# Herr der Ringe Online (Premium Zugang)



## AlterKadaver (31. Dezember 2010)

Hallo liebe Community,

ich würde gern wissen, ob es stimmt, dass man durch den Erwerb des Spiels im Laden, mit seinem Key automatisch zum Premium-Spieler aufgewertet wird. Oder ob man dennoch erst etwas im Online-Shop gekauft haben muss 

Vielen Dank schonmal an alle Lotro-Zocker


----------



## Predi (2. Januar 2011)

Ja es stimmt. Sobald du dich mit dem beiliegenden Key regestriert hast, bekommst du automatisch die Premium Mitgliedschaft.

mfG Predi


----------



## AlterKadaver (2. Januar 2011)

Alles klar. Eine Frage noch: Sollte ich mir dann jetzt gleich die Erweiterung dazu holen oder ruhig erstmal nur das Hauptspiel?


----------



## UltraGraniat (2. Januar 2011)

Ich wuerde dir empfehlen zuerst mal das Haptspiel zutesten, danach wuerde ich erst die Erweiterung nehmen, denn erst dann koennte ich wirklich "geniesen" was Neues dazu gekommen ist


----------



## AlterKadaver (6. Januar 2011)

Habe mir jetzt nen neuen Account zugelegt und gerade eben den Code eingegeben. Dann stand bei der Account-Verwaltung auch "Premium-Zugang". Jedoch gleich im nächsten Feld, bei der nächsten Fälligkeit: 20.02.11... Heißt das jetzt, dass ich ab 20.2. für den Premium-Zugang zahlen darf? 

-EDIT-

Hab in einem anderen Forum das hier gefunden: "Solltest du nun zur nächsten Fälligkeit (bei dir 10.01.11) den  monatlichen Betrag von €12,99 einzahlen bist du ein VIP Member und  verfügst über alle erweiterungsaußenstehnden Möglichkeiten.
Wenn du nichts zahlst passiert aber nichts, du bist besitzt dann  weiterhin einen Premiumaccount, welcher aber nur einen individuellen  Unterschied zum Free to Play Account macht."

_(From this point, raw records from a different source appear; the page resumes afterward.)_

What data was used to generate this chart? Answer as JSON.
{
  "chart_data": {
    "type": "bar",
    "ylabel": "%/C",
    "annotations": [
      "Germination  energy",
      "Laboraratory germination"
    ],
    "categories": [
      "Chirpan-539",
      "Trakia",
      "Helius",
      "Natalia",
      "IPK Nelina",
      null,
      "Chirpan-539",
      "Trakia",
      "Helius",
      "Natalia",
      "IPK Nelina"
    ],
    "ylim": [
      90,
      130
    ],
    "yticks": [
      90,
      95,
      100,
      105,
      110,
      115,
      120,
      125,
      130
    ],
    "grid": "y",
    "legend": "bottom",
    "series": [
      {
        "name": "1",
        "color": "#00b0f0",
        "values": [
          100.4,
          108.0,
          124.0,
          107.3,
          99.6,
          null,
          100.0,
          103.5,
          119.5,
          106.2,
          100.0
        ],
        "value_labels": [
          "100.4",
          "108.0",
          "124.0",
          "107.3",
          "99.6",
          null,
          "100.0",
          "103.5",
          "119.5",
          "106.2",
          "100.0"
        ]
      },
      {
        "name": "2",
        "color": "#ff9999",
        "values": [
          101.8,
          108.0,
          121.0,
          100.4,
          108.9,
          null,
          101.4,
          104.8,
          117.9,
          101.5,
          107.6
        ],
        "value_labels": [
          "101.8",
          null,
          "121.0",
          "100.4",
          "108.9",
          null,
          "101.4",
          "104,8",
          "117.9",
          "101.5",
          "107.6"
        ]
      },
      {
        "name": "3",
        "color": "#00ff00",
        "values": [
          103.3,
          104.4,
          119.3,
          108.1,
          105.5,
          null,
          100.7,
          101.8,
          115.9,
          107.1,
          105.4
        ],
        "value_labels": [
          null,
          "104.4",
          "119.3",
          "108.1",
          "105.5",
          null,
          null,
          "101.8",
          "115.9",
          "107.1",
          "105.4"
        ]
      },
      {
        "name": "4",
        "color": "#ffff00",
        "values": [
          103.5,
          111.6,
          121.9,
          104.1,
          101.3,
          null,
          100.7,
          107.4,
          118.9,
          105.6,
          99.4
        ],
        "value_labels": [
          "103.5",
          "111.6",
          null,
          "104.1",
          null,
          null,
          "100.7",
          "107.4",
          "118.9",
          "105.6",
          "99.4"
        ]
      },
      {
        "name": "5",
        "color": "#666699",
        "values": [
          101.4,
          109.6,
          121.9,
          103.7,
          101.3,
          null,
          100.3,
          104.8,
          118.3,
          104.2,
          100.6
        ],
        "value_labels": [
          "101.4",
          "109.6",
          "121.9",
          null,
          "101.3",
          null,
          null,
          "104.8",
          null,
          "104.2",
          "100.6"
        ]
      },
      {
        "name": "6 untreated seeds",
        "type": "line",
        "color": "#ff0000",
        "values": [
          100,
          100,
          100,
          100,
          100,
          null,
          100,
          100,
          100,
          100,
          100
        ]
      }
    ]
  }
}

Vielleicht könnte das noch jemand bestätigen?


----------



## Predi (6. Januar 2011)

Für einen Premiumzugang fallen keine monatl. Kosten an. Entweder ist es ein Anzeigefehler oder bei deinem gekauften Spiel war ein VIP Zugang enthalten.
Da aber auch bei dir Premium und nicht VIP angezeigt wird gehe ich mal davon aus das es ein Anzeigefehler sein wird. 
Das kann damit zusammenhängen das Lotro vorher ein p2p Game war und dann auf f2p umgestellt wurde. 
Also keine Sorge, kosten wird dich der Premiumzugang nichts. Nur der VIP Zugang ist kostenpflichtig, welches sich aber meiner Meinung nach lohnt.
60 Tage für 15 Euro sind ein guter Preis im Vergleich zu WoW und co.

mfG Predi


----------



## Bin2good (7. Januar 2011)

VIP kostet monatlich 12.99 €
Erstezt quasi den vorherigen p2p Status. 
Vorteil: Zugang zu allen Gebieten, Quests etc.


----------



## xXHesseXx (3. August 2012)

Predi schrieb:


> Ja es stimmt. Sobald du dich mit dem beiliegenden Key regestriert hast, bekommst du automatisch die Premium Mitgliedschaft.
> 
> mfG Predi


 
Dazu hätte ich ne Frage:

Ich hab mir das Spiel schon vor dem f2p gekauft.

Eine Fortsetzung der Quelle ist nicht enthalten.